Propiram Explained

Propiram (Algeril, Dirame, Bay 4503)[1] is a partial μ-opioid receptor agonist and weak μ antagonist analgesic from the ampromide family of drugs related to other drugs such as phenampromide and diampromide. It was invented in 1963 in the United Kingdom by Bayer but was not widely marketed, although it saw some limited clinical use, especially in dentistry. Propiram reached Phase III clinical trials in the United States and Canada.[2]

Pharmacology

Propiram exhibits weak opioid antagonist activity on the μ receptor—quite a bit weaker than its agonist effects—and the effect on κ- and δ-opioid, σ-receptors, or the NMDA system are not well understood. Other drugs of the partial μ-opioid agonist/antagonist type include meptazinol, buprenorphine, butorphanol, phenazocine, nalbuphine, pentazocine, dezocine and its relatives.

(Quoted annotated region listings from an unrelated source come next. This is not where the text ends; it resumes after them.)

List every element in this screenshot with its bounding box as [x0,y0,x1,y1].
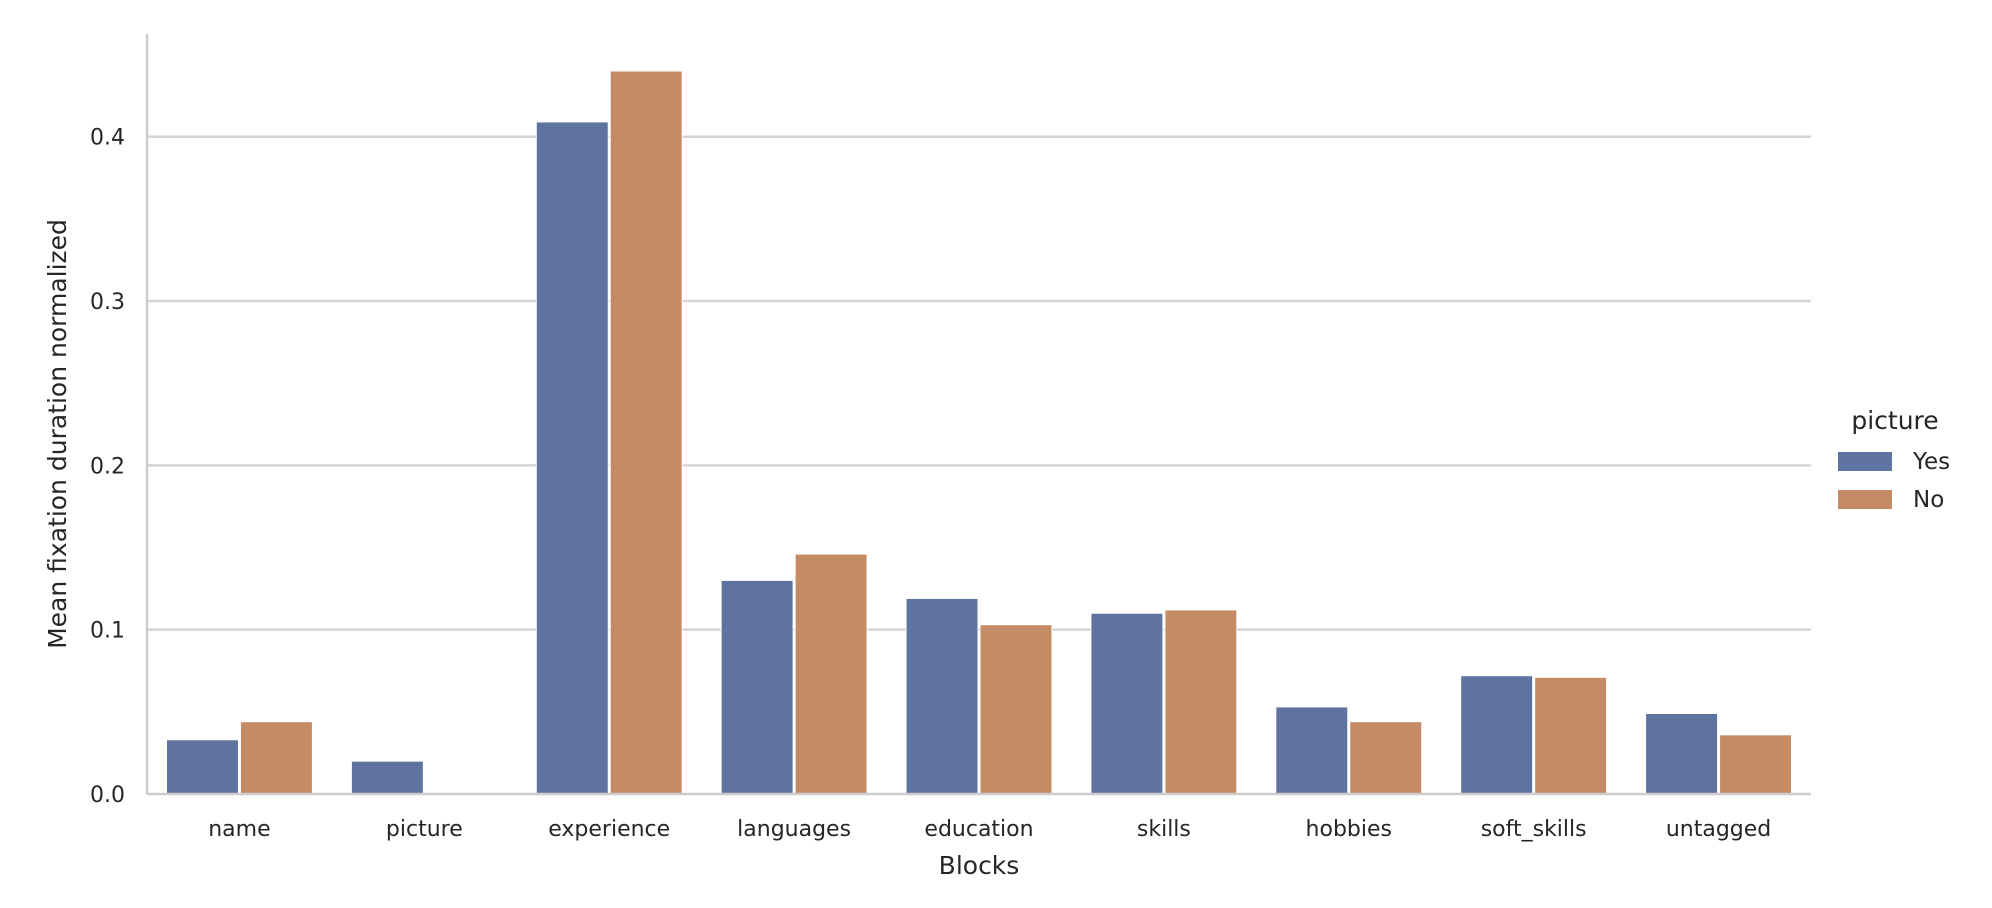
x-tick-labels: name picture experience languages education s… [208,817,1771,842]
y-tick-label: 0.2 [90,454,125,479]
bar-experience-yes [535,121,609,795]
bar-hobbies-no [1349,721,1423,795]
x-axis-label: Blocks [939,851,1020,880]
bar-hobbies-yes [1275,706,1349,795]
x-tick-label: picture [386,817,463,842]
legend-title: picture [1851,406,1938,435]
axes [145,34,1811,796]
x-tick-label: experience [548,817,670,842]
y-axis-label: Mean fixation duration normalized [43,219,72,649]
x-tick-label: skills [1137,817,1191,842]
bar-languages-yes [720,579,794,795]
bars [165,70,1793,795]
bar-name-no [239,721,313,795]
x-tick-label: untagged [1666,817,1771,842]
x-tick-label: education [924,817,1033,842]
legend-label-yes: Yes [1912,449,1950,475]
legend-swatch-yes [1838,452,1892,471]
y-tick-label: 0.3 [90,290,125,315]
x-tick-label: soft_skills [1481,817,1587,842]
x-tick-label: name [208,817,270,842]
bar-untagged-yes [1645,712,1719,795]
bar-skills-no [1164,609,1238,795]
bar-soft_skills-yes [1460,675,1534,795]
legend-label-no: No [1913,487,1944,513]
bar-education-no [979,624,1053,795]
bar-languages-no [794,553,868,795]
bar-skills-yes [1090,612,1164,795]
y-tick-label: 0.1 [90,619,125,644]
legend-swatch-no [1838,490,1892,509]
legend: picture Yes No [1838,406,1950,513]
bar-untagged-no [1719,734,1793,795]
bar-education-yes [905,597,979,795]
y-gridlines [147,135,1811,631]
x-tick-label: languages [737,817,851,842]
x-tick-label: hobbies [1306,817,1392,842]
bar-soft_skills-no [1534,676,1608,795]
y-tick-label: 0.4 [90,126,125,151]
bar-experience-no [609,70,683,795]
y-tick-label: 0.0 [90,783,125,808]
bar-picture-yes [350,760,424,795]
y-tick-labels: 0.0 0.1 0.2 0.3 0.4 [90,126,125,808]
bar-name-yes [165,739,239,795]
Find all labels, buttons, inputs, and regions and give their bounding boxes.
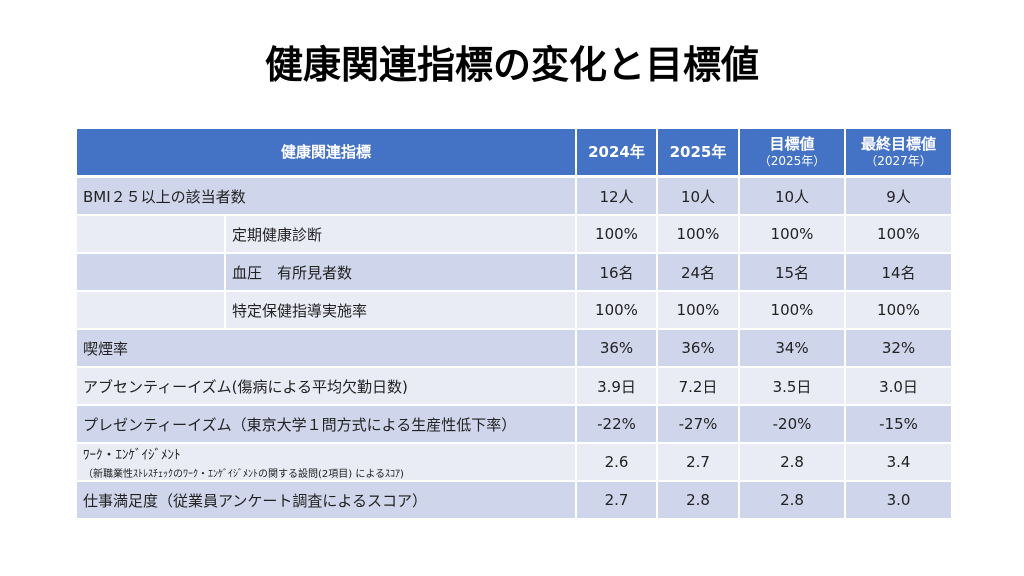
table-row: プレゼンティーイズム（東京大学１問方式による生産性低下率） -22% -27% -20… bbox=[75, 404, 953, 444]
row-value: 100% bbox=[656, 214, 740, 254]
row-value: 36% bbox=[575, 328, 658, 368]
row-value: 15名 bbox=[738, 252, 846, 292]
table-row: 血圧 有所見者数 16名 24名 15名 14名 bbox=[75, 252, 953, 292]
table-row: 喫煙率 36% 36% 34% 32% bbox=[75, 328, 953, 368]
row-value: 2.7 bbox=[656, 442, 740, 482]
row-value: 24名 bbox=[656, 252, 740, 292]
row-label: 喫煙率 bbox=[75, 328, 577, 368]
row-value: 3.9日 bbox=[575, 366, 658, 406]
row-value: 34% bbox=[738, 328, 846, 368]
table-row: アブセンティーイズム(傷病による平均欠勤日数) 3.9日 7.2日 3.5日 3.0日 bbox=[75, 366, 953, 406]
row-label: BMI２５以上の該当者数 bbox=[75, 175, 577, 216]
row-value: 14名 bbox=[844, 252, 953, 292]
row-value: 2.7 bbox=[575, 480, 658, 520]
row-value: 7.2日 bbox=[656, 366, 740, 406]
row-label: 仕事満足度（従業員アンケート調査によるスコア） bbox=[75, 480, 577, 520]
row-value: -15% bbox=[844, 404, 953, 444]
indent-cell bbox=[75, 252, 226, 292]
row-label-cell: ﾜｰｸ・ｴﾝｹﾞｲｼﾞﾒﾝﾄ （新職業性ｽﾄﾚｽﾁｪｯｸのﾜｰｸ・ｴﾝｹﾞｲｼﾞﾒ… bbox=[75, 442, 577, 482]
row-value: 3.0 bbox=[844, 480, 953, 520]
row-value: -27% bbox=[656, 404, 740, 444]
table-row: BMI２５以上の該当者数 12人 10人 10人 9人 bbox=[75, 175, 953, 216]
row-sublabel: （新職業性ｽﾄﾚｽﾁｪｯｸのﾜｰｸ・ｴﾝｹﾞｲｼﾞﾒﾝﾄの関する設問(2項目) … bbox=[83, 469, 404, 480]
row-value: -22% bbox=[575, 404, 658, 444]
row-label: ﾜｰｸ・ｴﾝｹﾞｲｼﾞﾒﾝﾄ bbox=[83, 448, 181, 463]
row-value: -20% bbox=[738, 404, 846, 444]
row-label: 特定保健指導実施率 bbox=[224, 290, 577, 330]
header-final-target: 最終目標値 （2027年） bbox=[844, 127, 953, 178]
row-value: 100% bbox=[738, 214, 846, 254]
row-label: 定期健康診断 bbox=[224, 214, 577, 254]
row-value: 3.0日 bbox=[844, 366, 953, 406]
row-value: 2.8 bbox=[656, 480, 740, 520]
row-value: 10人 bbox=[738, 175, 846, 216]
indent-cell bbox=[75, 290, 226, 330]
row-value: 2.8 bbox=[738, 480, 846, 520]
row-label: プレゼンティーイズム（東京大学１問方式による生産性低下率） bbox=[75, 404, 577, 444]
header-2024: 2024年 bbox=[575, 127, 658, 178]
row-value: 100% bbox=[738, 290, 846, 330]
row-value: 3.4 bbox=[844, 442, 953, 482]
row-value: 36% bbox=[656, 328, 740, 368]
row-value: 10人 bbox=[656, 175, 740, 216]
row-label: 血圧 有所見者数 bbox=[224, 252, 577, 292]
row-value: 100% bbox=[575, 214, 658, 254]
health-indicators-table: 健康関連指標 2024年 2025年 目標値 （2025年） 最終目標値 （2027… bbox=[75, 127, 953, 520]
row-value: 9人 bbox=[844, 175, 953, 216]
row-value: 3.5日 bbox=[738, 366, 846, 406]
table-row: 定期健康診断 100% 100% 100% 100% bbox=[75, 214, 953, 254]
header-indicator: 健康関連指標 bbox=[75, 127, 577, 178]
row-value: 2.8 bbox=[738, 442, 846, 482]
table-header-row: 健康関連指標 2024年 2025年 目標値 （2025年） 最終目標値 （2027… bbox=[75, 127, 953, 178]
header-final-sub: （2027年） bbox=[865, 154, 932, 168]
row-value: 100% bbox=[844, 214, 953, 254]
header-target-label: 目標値 bbox=[769, 134, 815, 153]
row-value: 16名 bbox=[575, 252, 658, 292]
header-final-label: 最終目標値 bbox=[860, 134, 936, 153]
row-label: アブセンティーイズム(傷病による平均欠勤日数) bbox=[75, 366, 577, 406]
table-row: 特定保健指導実施率 100% 100% 100% 100% bbox=[75, 290, 953, 330]
row-value: 12人 bbox=[575, 175, 658, 216]
header-target: 目標値 （2025年） bbox=[738, 127, 846, 178]
row-value: 100% bbox=[656, 290, 740, 330]
row-value: 100% bbox=[575, 290, 658, 330]
header-2025: 2025年 bbox=[656, 127, 740, 178]
row-value: 32% bbox=[844, 328, 953, 368]
table-row: ﾜｰｸ・ｴﾝｹﾞｲｼﾞﾒﾝﾄ （新職業性ｽﾄﾚｽﾁｪｯｸのﾜｰｸ・ｴﾝｹﾞｲｼﾞﾒ… bbox=[75, 442, 953, 482]
header-target-sub: （2025年） bbox=[758, 154, 826, 168]
row-value: 2.6 bbox=[575, 442, 658, 482]
slide-title: 健康関連指標の変化と目標値 bbox=[264, 43, 759, 87]
indent-cell bbox=[75, 214, 226, 254]
table-row: 仕事満足度（従業員アンケート調査によるスコア） 2.7 2.8 2.8 3.0 bbox=[75, 480, 953, 520]
row-value: 100% bbox=[844, 290, 953, 330]
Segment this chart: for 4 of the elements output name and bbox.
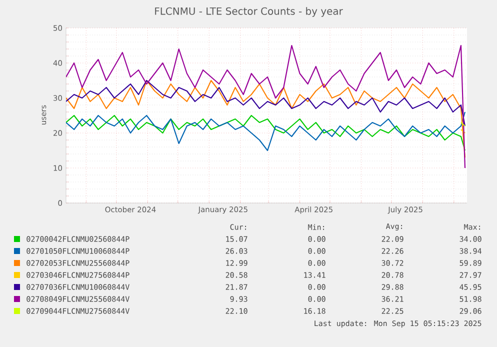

With about 10% of the analgesic potency of morphine, 50 mg of propiram is equivalent to about 60 mg of codeine or 50 mg of pentazocine. In many patients, propiram is an effective analgesic comparable to other drugs such as these as well as pethidine, with a normal dose of around 50–100 mg and a duration of action of 3 to 6 hours.[3] It is more potent and effective than codeine,[4] and longer-lasting and with a faster onset of action compared to pethidine.[5] Side effects include sedation, dizziness, nausea and vomiting.[6] Propiram has been available in oral, rectal, and injectable formulations, with bioavailability above 97% after oral administration.

Derivatives

Many related compounds are known, although only propiram was ever commercialized.[7] The addition of a 4-phenyl group on the piperidine increases potency by a factor of 133x compared to the parent compound. Addition of a 3,3-dimethyl moiety to the piperidine ring increases potency by 45x compared to the title compound [8] and 3D overlay using CHARMM shows that this class overlays the fentanyl scaffold in the positioning of aryl groups, basic nitrogen and amide moieties perfectly.

Regulation

Propiram is currently a Schedule I/Narcotic controlled substance in the United States with an ACSCN of 9649 and a zero annual aggregate manufacturing quota as of 2014. It has been almost exclusively formulated as the fumarate salt.

Notes and References

  1. US3163654A Pyridine derivatives and their preparation (n-tertiary aminoalkyl-n-acyl)-amino pyridines
  2. Book: Drug Facts & Comparisons . 56th . 2002.
  3. Wilson RS, Landers JH . Use of a new oral analgesic, propiram fumarate, in treating postoperative ocular pain . Annals of Ophthalmology . 14 . 12 . 1172–4 . December 1982 . 7165237 .
  4. Desjardins PJ, Cooper SA, Gallegos TL, Allwein JB, Reynolds DC, Kruger GO, Beaver WT . The relative analgesic efficacy of propiram fumarate, codeine, aspirin, and placebo in post-impaction dental pain . Journal of Clinical Pharmacology . 24 . 1 . 35–42 . January 1984 . 6368614 . 10.1002/j.1552-4604.1984.tb01811.x . 11070740 .
  5. Korduba CA, Veals J, Radwanski E, Symchowicz S, Chung M . Bioavailability of orally administered propiram fumarate in humans . Journal of Pharmaceutical Sciences . 70 . 5 . 521–3 . May 1981 . 7241356 . 10.1002/jps.2600700515 .
  6. Goa KL, Brogden RN . Propiram. A review of its pharmacodynamic and pharmacokinetic properties, and clinical use as an analgesic . Drugs . 46 . 3 . 428–445 . September 1993 . 7693433 . 10.2165/00003495-199346030-00008 . 195691876 .
  7. Hiltmann R, Hoffmeister F, Niemers E, Schlichting U, Wollweber H . [2-Acylaminopyridine derivatives with morphine agonistic and morphine antagonistic effects] . Arzneimittel-Forschung . 24 . 4 . 584–600 . April 1974 . 4406861 .
  8. Wollweber H. Stereochemische Untersuchungen über Arzneimittel. European Journal of Medicinal Chemistry 1982; 17: 125–133.